No. I couldn’t fucking wait. I leaned closer, desperate. “Tell me,” I begged. We’d been so distant from each other this week, and I regretted every single second of it. I needed to talk to her, to hear it from her directly. “Please.”

Her gaze flicked past my shoulder, locking on someone else.

I followed it. Henric and Rhea standing shoulder to shoulder by the monitors.

Both of them were watching, pretending neutrality.

Pretending they hadn’t seen the bruise on her face.

Pretending like she wasn’t a driver whose car they were sabotaging.

My teeth ground together so hard my jaw ached.
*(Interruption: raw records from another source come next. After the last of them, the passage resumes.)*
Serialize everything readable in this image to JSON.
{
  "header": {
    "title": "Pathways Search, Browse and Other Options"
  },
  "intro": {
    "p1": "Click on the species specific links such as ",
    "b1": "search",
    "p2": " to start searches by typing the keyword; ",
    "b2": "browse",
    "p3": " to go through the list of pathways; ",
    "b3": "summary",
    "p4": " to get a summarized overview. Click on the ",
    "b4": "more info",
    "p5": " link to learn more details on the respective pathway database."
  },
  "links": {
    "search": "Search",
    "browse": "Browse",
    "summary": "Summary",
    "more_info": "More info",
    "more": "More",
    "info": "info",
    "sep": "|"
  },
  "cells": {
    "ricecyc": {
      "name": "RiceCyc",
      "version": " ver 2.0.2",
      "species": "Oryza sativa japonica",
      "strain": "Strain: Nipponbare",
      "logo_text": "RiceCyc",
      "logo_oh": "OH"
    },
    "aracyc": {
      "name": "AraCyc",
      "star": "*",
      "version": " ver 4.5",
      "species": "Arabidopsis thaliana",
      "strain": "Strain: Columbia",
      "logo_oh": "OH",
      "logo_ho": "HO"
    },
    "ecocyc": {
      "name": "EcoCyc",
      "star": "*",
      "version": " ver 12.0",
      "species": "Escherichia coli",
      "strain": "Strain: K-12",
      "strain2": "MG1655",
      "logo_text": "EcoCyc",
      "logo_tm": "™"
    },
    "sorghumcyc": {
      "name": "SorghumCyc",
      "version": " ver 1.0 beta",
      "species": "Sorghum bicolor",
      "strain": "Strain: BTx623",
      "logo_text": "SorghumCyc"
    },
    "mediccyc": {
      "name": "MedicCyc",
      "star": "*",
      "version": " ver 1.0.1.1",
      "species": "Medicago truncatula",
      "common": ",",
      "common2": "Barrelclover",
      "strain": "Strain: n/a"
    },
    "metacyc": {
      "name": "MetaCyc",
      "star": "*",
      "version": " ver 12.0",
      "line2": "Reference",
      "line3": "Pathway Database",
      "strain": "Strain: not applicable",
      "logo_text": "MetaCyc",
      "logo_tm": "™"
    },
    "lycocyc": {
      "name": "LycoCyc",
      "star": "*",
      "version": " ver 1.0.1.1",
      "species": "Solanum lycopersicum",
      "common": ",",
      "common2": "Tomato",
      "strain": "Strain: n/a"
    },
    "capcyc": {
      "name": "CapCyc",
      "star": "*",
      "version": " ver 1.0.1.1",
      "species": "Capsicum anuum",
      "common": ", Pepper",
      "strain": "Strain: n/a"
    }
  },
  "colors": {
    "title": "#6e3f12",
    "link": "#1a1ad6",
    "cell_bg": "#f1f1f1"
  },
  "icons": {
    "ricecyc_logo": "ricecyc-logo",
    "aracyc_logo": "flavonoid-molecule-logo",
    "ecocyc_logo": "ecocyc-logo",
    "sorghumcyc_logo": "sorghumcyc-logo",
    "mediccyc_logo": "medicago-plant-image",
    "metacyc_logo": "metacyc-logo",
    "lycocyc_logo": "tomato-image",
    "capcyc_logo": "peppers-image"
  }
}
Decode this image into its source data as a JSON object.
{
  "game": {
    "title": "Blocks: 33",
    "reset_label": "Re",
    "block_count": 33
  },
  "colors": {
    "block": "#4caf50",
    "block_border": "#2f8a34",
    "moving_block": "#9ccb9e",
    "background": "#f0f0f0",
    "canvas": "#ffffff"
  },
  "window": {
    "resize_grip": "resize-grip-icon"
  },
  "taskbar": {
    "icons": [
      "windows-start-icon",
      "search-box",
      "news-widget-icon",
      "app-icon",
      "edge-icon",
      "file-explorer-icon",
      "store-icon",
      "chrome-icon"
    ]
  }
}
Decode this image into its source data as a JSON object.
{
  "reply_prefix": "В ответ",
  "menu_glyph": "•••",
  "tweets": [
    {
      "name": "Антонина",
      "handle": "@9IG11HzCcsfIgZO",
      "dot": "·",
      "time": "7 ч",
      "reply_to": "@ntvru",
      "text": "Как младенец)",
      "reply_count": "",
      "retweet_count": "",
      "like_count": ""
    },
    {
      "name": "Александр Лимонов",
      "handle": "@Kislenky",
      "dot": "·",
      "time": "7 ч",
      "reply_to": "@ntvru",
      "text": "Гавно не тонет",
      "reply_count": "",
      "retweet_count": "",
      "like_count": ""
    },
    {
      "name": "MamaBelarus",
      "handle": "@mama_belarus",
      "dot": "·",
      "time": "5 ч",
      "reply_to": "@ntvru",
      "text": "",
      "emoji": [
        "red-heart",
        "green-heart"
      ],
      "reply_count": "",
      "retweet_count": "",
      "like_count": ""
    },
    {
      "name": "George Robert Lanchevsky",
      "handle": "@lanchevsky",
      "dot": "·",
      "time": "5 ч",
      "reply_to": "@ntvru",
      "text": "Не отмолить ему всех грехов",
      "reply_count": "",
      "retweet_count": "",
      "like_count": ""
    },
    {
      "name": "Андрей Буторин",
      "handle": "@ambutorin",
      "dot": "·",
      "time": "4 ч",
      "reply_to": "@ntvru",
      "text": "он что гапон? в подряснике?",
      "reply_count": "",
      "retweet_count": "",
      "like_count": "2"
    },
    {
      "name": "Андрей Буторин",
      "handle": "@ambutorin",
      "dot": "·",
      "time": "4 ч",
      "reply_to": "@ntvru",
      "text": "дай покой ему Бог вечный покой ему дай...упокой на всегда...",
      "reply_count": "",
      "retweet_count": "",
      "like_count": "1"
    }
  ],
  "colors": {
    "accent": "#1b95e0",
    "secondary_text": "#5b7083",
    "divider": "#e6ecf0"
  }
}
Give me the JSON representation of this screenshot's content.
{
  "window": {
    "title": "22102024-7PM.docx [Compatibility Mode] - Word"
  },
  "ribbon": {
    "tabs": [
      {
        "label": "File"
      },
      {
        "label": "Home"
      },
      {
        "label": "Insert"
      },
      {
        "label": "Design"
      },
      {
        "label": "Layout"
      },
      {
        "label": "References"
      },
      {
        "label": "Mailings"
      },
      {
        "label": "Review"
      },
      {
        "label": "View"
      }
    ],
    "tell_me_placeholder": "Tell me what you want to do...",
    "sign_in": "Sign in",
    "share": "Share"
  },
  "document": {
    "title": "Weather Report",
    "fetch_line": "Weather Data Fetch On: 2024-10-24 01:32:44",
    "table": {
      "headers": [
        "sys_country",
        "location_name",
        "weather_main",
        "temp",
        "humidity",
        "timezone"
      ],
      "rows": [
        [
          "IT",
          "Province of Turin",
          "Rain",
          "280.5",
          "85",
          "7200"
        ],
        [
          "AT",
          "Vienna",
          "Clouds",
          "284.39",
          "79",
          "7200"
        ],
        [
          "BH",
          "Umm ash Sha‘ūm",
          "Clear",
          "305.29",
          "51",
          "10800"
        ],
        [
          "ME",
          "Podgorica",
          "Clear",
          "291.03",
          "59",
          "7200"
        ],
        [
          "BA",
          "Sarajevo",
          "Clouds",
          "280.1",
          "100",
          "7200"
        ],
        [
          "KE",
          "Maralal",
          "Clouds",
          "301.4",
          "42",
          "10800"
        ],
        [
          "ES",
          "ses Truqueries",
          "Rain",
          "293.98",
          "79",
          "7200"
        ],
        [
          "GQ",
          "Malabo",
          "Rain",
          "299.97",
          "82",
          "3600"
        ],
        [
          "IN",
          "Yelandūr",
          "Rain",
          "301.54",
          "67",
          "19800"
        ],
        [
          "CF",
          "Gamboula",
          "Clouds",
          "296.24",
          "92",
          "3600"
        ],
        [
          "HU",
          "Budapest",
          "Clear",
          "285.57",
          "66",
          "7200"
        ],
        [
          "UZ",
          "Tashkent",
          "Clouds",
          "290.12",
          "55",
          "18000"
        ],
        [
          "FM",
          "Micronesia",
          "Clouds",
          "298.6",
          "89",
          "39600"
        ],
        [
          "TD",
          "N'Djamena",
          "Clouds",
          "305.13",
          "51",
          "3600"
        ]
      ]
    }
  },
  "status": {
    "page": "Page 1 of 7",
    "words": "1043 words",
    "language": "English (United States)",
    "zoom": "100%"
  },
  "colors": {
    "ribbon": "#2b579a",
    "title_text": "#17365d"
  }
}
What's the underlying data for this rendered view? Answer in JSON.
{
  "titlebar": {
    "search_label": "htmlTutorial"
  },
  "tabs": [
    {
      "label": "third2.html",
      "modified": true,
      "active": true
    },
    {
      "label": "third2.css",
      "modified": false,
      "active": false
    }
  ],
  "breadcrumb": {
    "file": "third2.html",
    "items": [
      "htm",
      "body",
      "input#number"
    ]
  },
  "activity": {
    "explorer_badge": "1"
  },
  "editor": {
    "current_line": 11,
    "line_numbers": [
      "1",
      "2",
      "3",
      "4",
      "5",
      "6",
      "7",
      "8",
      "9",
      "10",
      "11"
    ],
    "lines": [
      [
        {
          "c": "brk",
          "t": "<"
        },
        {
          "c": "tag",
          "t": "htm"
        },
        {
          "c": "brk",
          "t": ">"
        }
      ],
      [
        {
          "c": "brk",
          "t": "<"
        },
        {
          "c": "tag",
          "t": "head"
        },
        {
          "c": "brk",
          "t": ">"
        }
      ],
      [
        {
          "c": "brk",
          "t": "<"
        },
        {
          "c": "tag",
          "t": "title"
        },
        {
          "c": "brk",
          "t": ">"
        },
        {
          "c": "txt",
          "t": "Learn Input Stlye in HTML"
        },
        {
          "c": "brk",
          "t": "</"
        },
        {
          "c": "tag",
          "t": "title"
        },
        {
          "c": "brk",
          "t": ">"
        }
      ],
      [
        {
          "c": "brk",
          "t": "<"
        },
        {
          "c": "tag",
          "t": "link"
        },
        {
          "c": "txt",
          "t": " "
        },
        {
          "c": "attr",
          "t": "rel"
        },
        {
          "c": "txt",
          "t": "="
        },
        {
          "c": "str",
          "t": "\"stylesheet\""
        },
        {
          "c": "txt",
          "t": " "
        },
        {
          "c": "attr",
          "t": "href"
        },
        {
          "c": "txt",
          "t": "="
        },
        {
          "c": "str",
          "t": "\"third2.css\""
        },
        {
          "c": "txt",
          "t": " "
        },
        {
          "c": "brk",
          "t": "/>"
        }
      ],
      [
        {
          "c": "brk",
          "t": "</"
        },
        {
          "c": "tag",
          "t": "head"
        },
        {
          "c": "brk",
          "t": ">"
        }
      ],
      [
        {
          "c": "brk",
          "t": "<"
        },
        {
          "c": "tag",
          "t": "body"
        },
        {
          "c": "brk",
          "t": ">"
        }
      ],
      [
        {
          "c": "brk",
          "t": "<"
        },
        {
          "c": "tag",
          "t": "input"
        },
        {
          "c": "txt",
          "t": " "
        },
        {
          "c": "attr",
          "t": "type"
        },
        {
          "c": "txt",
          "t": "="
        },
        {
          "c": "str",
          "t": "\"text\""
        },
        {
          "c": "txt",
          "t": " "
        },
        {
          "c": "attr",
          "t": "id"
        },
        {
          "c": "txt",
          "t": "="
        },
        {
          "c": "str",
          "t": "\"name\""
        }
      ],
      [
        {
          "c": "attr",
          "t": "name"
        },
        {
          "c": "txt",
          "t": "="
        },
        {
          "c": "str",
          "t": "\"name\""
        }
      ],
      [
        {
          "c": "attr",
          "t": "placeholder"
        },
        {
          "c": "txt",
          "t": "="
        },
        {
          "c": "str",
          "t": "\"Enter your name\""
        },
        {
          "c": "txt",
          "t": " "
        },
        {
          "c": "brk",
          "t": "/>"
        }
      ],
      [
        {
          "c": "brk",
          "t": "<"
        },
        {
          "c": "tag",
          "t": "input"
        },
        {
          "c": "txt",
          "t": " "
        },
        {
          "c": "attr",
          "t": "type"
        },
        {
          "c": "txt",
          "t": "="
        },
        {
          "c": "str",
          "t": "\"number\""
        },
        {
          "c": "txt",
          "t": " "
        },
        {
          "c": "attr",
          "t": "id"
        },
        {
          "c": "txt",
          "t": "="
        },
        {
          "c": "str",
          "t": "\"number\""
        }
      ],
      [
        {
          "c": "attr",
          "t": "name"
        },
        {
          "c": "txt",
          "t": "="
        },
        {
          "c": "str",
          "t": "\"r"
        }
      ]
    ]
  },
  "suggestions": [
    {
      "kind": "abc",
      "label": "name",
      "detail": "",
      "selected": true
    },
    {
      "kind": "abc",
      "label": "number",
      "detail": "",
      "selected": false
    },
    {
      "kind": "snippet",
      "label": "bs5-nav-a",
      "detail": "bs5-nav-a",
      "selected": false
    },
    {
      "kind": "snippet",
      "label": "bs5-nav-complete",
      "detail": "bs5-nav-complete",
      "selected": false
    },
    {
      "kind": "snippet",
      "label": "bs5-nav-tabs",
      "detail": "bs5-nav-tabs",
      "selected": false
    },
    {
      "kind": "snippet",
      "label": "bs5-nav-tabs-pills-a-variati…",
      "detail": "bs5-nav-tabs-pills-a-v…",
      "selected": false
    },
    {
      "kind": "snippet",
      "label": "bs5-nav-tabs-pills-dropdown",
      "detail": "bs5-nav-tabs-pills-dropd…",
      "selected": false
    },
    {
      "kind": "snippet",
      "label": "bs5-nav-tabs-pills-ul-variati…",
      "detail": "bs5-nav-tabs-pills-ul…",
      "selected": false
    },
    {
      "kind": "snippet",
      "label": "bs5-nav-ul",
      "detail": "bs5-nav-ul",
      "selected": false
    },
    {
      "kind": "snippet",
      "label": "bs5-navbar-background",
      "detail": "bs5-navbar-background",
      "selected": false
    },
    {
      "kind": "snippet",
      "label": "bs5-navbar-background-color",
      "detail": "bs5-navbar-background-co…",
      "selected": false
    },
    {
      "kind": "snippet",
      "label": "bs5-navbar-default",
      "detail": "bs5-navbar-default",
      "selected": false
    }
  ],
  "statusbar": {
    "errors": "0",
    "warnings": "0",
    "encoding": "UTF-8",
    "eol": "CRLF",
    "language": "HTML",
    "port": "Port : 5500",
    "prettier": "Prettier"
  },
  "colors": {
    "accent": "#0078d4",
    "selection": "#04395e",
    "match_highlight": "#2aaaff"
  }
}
Rage surged up, hot and blinding, the urge to rip them apart spilling acid in my mouth.

But then she tugged my sleeve, pulling me back to her, her touch weak but insistent.

“I’m fine,” she said louder, toward the team, each syllable measured and robotic.

“Session will continue with Kimi.” Her voice cracked on the last word, but she didn’t let it linger.

She turned her face back to me, tugging me a step aside, toward the shadows of the bay.

Her hands found my face, forcing me to look at her again. “Not here, mon amour. Please. I can’t…” Her whole body shuddered and she squeezed her eyes shut, and that was the end of the line for me.

“What did that fucker do? Aurélie, we are not going to sit here and be silent if he did something.”

Aurélie’s shoulders sagged. She rubbed her eyes with the heel of her glove, the movement weary, defeated. Then she tipped her head, waving Ivy over. “Ivy,” her voice was hoarse, fragile, “you need to hear this too.”

Ivy stepped close, face pale, arms crossed tight as if she was holding herself together. Aurélie tugged at her sleeves, peeling the fabric back to expose the bruises blooming across her wrists—dark finger-shaped bands that made my blood roar in my ears.

Her voice cracked as she forced the words out, clipped and detached at first, then tumbling faster:

If ads affect your reading experience, click here to remove ads on this page.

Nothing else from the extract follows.